If You Kill Them, Eat Them…
Catch and release will ensure that this fish species continues to exist for future generations, but gar taste great. You might compare the texture and flavor to a lobster tail. That makes for one of the reasons that the gar received the nickname, “Poor Man’s Lobster.” This primitive fish has a heavy armor on it, however, and you will need to use tin snips, a fishing knife and a heavy-duty pair of fishing scissors to clean the gar.
Also, beware of how while gar aren’t poisonous by themselves, you should never eat the eggs from the female gar because of the toxicity. The eggs contain ichthyotoxin, a toxin that will damage your nerve tissues. This serves as a defense mechanism against things that would eat them. Gar eggs will kill you.
I would never advise, however, that you kill gar for the sake of killing gar because it doesn’t make much sense.

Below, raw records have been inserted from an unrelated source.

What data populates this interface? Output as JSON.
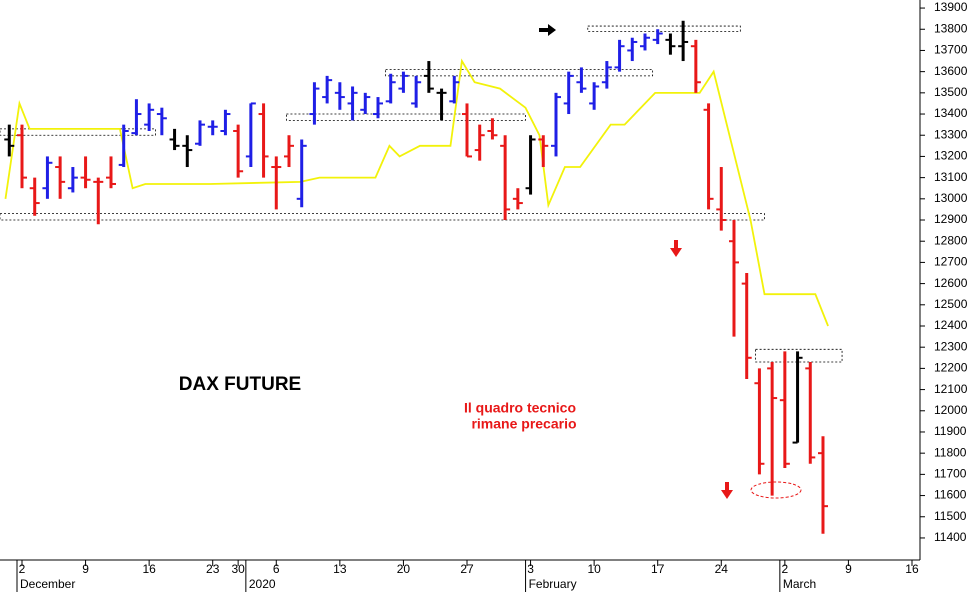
{
  "chart_data": {
    "type": "ohlc",
    "title": "DAX FUTURE",
    "annotation": [
      "Il quadro tecnico",
      "rimane precario"
    ],
    "xlim": [
      -1.73,
      70.63
    ],
    "ylim": [
      11296,
      13938
    ],
    "yticks": [
      11400,
      11500,
      11600,
      11700,
      11800,
      11900,
      12000,
      12100,
      12200,
      12300,
      12400,
      12500,
      12600,
      12700,
      12800,
      12900,
      13000,
      13100,
      13200,
      13300,
      13400,
      13500,
      13600,
      13700,
      13800,
      13900
    ],
    "xticks": [
      {
        "value": 0,
        "label": "2"
      },
      {
        "value": 5,
        "label": "9"
      },
      {
        "value": 10,
        "label": "16"
      },
      {
        "value": 15,
        "label": "23"
      },
      {
        "value": 17,
        "label": "30"
      },
      {
        "value": 20,
        "label": "6"
      },
      {
        "value": 25,
        "label": "13"
      },
      {
        "value": 30,
        "label": "20"
      },
      {
        "value": 35,
        "label": "27"
      },
      {
        "value": 40,
        "label": "3"
      },
      {
        "value": 45,
        "label": "10"
      },
      {
        "value": 50,
        "label": "17"
      },
      {
        "value": 55,
        "label": "24"
      },
      {
        "value": 60,
        "label": "2"
      },
      {
        "value": 65,
        "label": "9"
      },
      {
        "value": 70,
        "label": "16"
      }
    ],
    "month_labels": [
      {
        "value": 0,
        "label": "December"
      },
      {
        "value": 18,
        "label": "2020"
      },
      {
        "value": 40,
        "label": "February"
      },
      {
        "value": 60,
        "label": "March"
      }
    ],
    "bars": {
      "x": [
        -1,
        0,
        1,
        2,
        3,
        4,
        5,
        6,
        7,
        8,
        9,
        10,
        11,
        12,
        13,
        14,
        15,
        16,
        17,
        18,
        19,
        20,
        21,
        22,
        23,
        24,
        25,
        26,
        27,
        28,
        29,
        30,
        31,
        32,
        33,
        34,
        35,
        36,
        37,
        38,
        39,
        40,
        41,
        42,
        43,
        44,
        45,
        46,
        47,
        48,
        49,
        50,
        51,
        52,
        53,
        54,
        55,
        56,
        57,
        58,
        59,
        60,
        61,
        62,
        63
      ],
      "open": [
        13280,
        13300,
        13050,
        13050,
        13150,
        13050,
        13100,
        13080,
        13100,
        13160,
        13310,
        13350,
        13400,
        13280,
        13250,
        13260,
        13340,
        13320,
        13320,
        13200,
        13400,
        13150,
        13200,
        13000,
        13400,
        13480,
        13500,
        13450,
        13420,
        13400,
        13460,
        13520,
        13450,
        13580,
        13500,
        13460,
        13400,
        13230,
        13320,
        13250,
        13000,
        13050,
        13280,
        13250,
        13450,
        13550,
        13450,
        13550,
        13620,
        13700,
        13720,
        13750,
        13750,
        13720,
        13720,
        13420,
        12950,
        12800,
        12600,
        12130,
        12200,
        12050,
        11850,
        12200,
        11800
      ],
      "high": [
        13350,
        13350,
        13100,
        13200,
        13200,
        13150,
        13200,
        13100,
        13200,
        13350,
        13470,
        13450,
        13430,
        13330,
        13300,
        13370,
        13370,
        13420,
        13350,
        13450,
        13450,
        13200,
        13300,
        13280,
        13550,
        13580,
        13550,
        13530,
        13500,
        13480,
        13590,
        13600,
        13580,
        13650,
        13520,
        13580,
        13450,
        13350,
        13380,
        13300,
        13050,
        13300,
        13300,
        13500,
        13600,
        13620,
        13550,
        13650,
        13750,
        13760,
        13780,
        13800,
        13780,
        13840,
        13750,
        13450,
        13150,
        12900,
        12650,
        12200,
        12230,
        12280,
        12280,
        12230,
        11880
      ],
      "low": [
        13200,
        13050,
        12920,
        13000,
        13000,
        13030,
        13050,
        12880,
        13050,
        13150,
        13300,
        13320,
        13300,
        13230,
        13150,
        13250,
        13300,
        13300,
        13100,
        13150,
        13100,
        12950,
        13150,
        12960,
        13350,
        13450,
        13420,
        13370,
        13400,
        13380,
        13450,
        13500,
        13430,
        13500,
        13370,
        13450,
        13200,
        13180,
        13280,
        12900,
        12950,
        13020,
        13150,
        13200,
        13400,
        13500,
        13420,
        13520,
        13600,
        13650,
        13700,
        13730,
        13680,
        13650,
        13500,
        12950,
        12850,
        12350,
        12150,
        11700,
        11600,
        11730,
        11850,
        11750,
        11420
      ],
      "close": [
        13250,
        13100,
        12980,
        13170,
        13080,
        13100,
        13090,
        13080,
        13070,
        13320,
        13400,
        13420,
        13380,
        13250,
        13230,
        13350,
        13340,
        13400,
        13130,
        13450,
        13200,
        13150,
        13250,
        13250,
        13520,
        13560,
        13480,
        13500,
        13480,
        13450,
        13550,
        13580,
        13550,
        13520,
        13500,
        13550,
        13200,
        13300,
        13300,
        12950,
        12980,
        13280,
        13250,
        13480,
        13580,
        13520,
        13530,
        13620,
        13720,
        13740,
        13760,
        13780,
        13720,
        13740,
        13550,
        13000,
        12900,
        12700,
        12250,
        11750,
        12060,
        11750,
        12250,
        11780,
        11550
      ],
      "colors": [
        "#000000",
        "#e81818",
        "#e81818",
        "#1f1fe6",
        "#e81818",
        "#1f1fe6",
        "#e81818",
        "#e81818",
        "#e81818",
        "#1f1fe6",
        "#1f1fe6",
        "#1f1fe6",
        "#1f1fe6",
        "#000000",
        "#000000",
        "#1f1fe6",
        "#1f1fe6",
        "#1f1fe6",
        "#e81818",
        "#1f1fe6",
        "#e81818",
        "#e81818",
        "#e81818",
        "#1f1fe6",
        "#1f1fe6",
        "#1f1fe6",
        "#1f1fe6",
        "#1f1fe6",
        "#1f1fe6",
        "#1f1fe6",
        "#1f1fe6",
        "#1f1fe6",
        "#1f1fe6",
        "#000000",
        "#000000",
        "#1f1fe6",
        "#e81818",
        "#e81818",
        "#e81818",
        "#e81818",
        "#e81818",
        "#000000",
        "#e81818",
        "#1f1fe6",
        "#1f1fe6",
        "#1f1fe6",
        "#1f1fe6",
        "#1f1fe6",
        "#1f1fe6",
        "#1f1fe6",
        "#1f1fe6",
        "#1f1fe6",
        "#000000",
        "#000000",
        "#e81818",
        "#e81818",
        "#e81818",
        "#e81818",
        "#e81818",
        "#e81818",
        "#e81818",
        "#e81818",
        "#000000",
        "#e81818",
        "#e81818"
      ]
    },
    "overlay": {
      "color": "#f2f20a",
      "x": [
        -1.3,
        -0.2,
        0.6,
        7.7,
        8.7,
        9.7,
        14.8,
        21.9,
        23.4,
        27.8,
        28.9,
        29.7,
        31.3,
        33.7,
        34.6,
        35.6,
        37.6,
        39.6,
        40.7,
        41.4,
        42.7,
        43.9,
        46.3,
        47.4,
        49.8,
        53.3,
        54.4,
        57.3,
        58.4,
        62.4,
        63.4
      ],
      "values": [
        13000,
        13450,
        13330,
        13330,
        13050,
        13070,
        13070,
        13080,
        13100,
        13100,
        13250,
        13200,
        13250,
        13250,
        13650,
        13550,
        13520,
        13430,
        13300,
        12970,
        13150,
        13150,
        13350,
        13350,
        13500,
        13500,
        13600,
        12900,
        12550,
        12550,
        12400
      ]
    },
    "zones": [
      {
        "x": [
          -1.73,
          10.5
        ],
        "y": [
          13300,
          13330
        ]
      },
      {
        "x": [
          -1.73,
          58.4
        ],
        "y": [
          12900,
          12930
        ]
      },
      {
        "x": [
          20.8,
          39.6
        ],
        "y": [
          13370,
          13400
        ]
      },
      {
        "x": [
          28.6,
          49.6
        ],
        "y": [
          13580,
          13610
        ]
      },
      {
        "x": [
          44.5,
          56.5
        ],
        "y": [
          13790,
          13815
        ]
      },
      {
        "x": [
          57.7,
          64.5
        ],
        "y": [
          12230,
          12290
        ]
      }
    ]
  }
}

With most fish species, in fact, I would advise against that practice. As fishermen or bowfishermen, we want to practice good sportsmanship and act humanely toward the fish that we take.
The smaller gar tend to taste better than the bigger gar, but all gar taste good. They don’t taste the same way as carp.
Why You Shouldn’t Kill Them: Misunderstood Apex Predator
Gar sit at the top of the list as a predator fish that keeps the other fish in check. Many fishermen don’t like them for one reason or another. They might dislike them because of the difficulty of unhooking them, or they might dislike them because of the challenge in cleaning their tough skin. For whatever reason, gar aren’t at the top of the list for fishing, which isn’t necessarily a bad thing.
If you have the opportunity, there’s nothing wrong with practicing catch and release for this majestic fish species. They’re a fascinating fish because the alligator gar can even live out of water for up to two hours. To put that into perspective, most fish species won’t live for longer than three to four minutes out of water.
Not Equal to the Dogfish
Some people have equated the gar to the bowfin, but unlike bowfin, gar taste good. By the way, bowfin may not be as bad as what you think. If you’re interested in learning more about whether you should kill bowfin, check out the article I wrote here about them.
Bowfin and gar both have as primitive of a history in North America as any other species on the continent. The gar came about 215 million years ago, and the bowfin first appeared 150 million years ago.
Are gar protected? Check your local regulations because in some parts of the country, state law protects gar on some level. Efforts have been made to reintroduce gar to areas where they previously lost their habitat. Alligator gar especially have fallen under these protections.
What are gar good for? Gar make for good eating, and in some places like Louisiana, you can find them available in restaurants. Along with eating, gar serves an essential role in the aquatic environment where they keep fish populations at healthy levels. They also have a liking for the taste of the invasive Asian carp.
You shouldn’t kill gar for the sake of killing them, but you may want to try eating them once because this fish tastes delicious. It’s a highly underrated fish except in certain parts of the country. In some cases, they have even used gar scales to make jewelry. Native Americans in the past used to use the gar scales for arrowheads, and in the Caribbean, they used the skin for breastplates. Early American pioneers used their skin for the blades of their plows.
The gar has a history in North America as far back as mankind, and for that reason, they deserve respect as a fish species.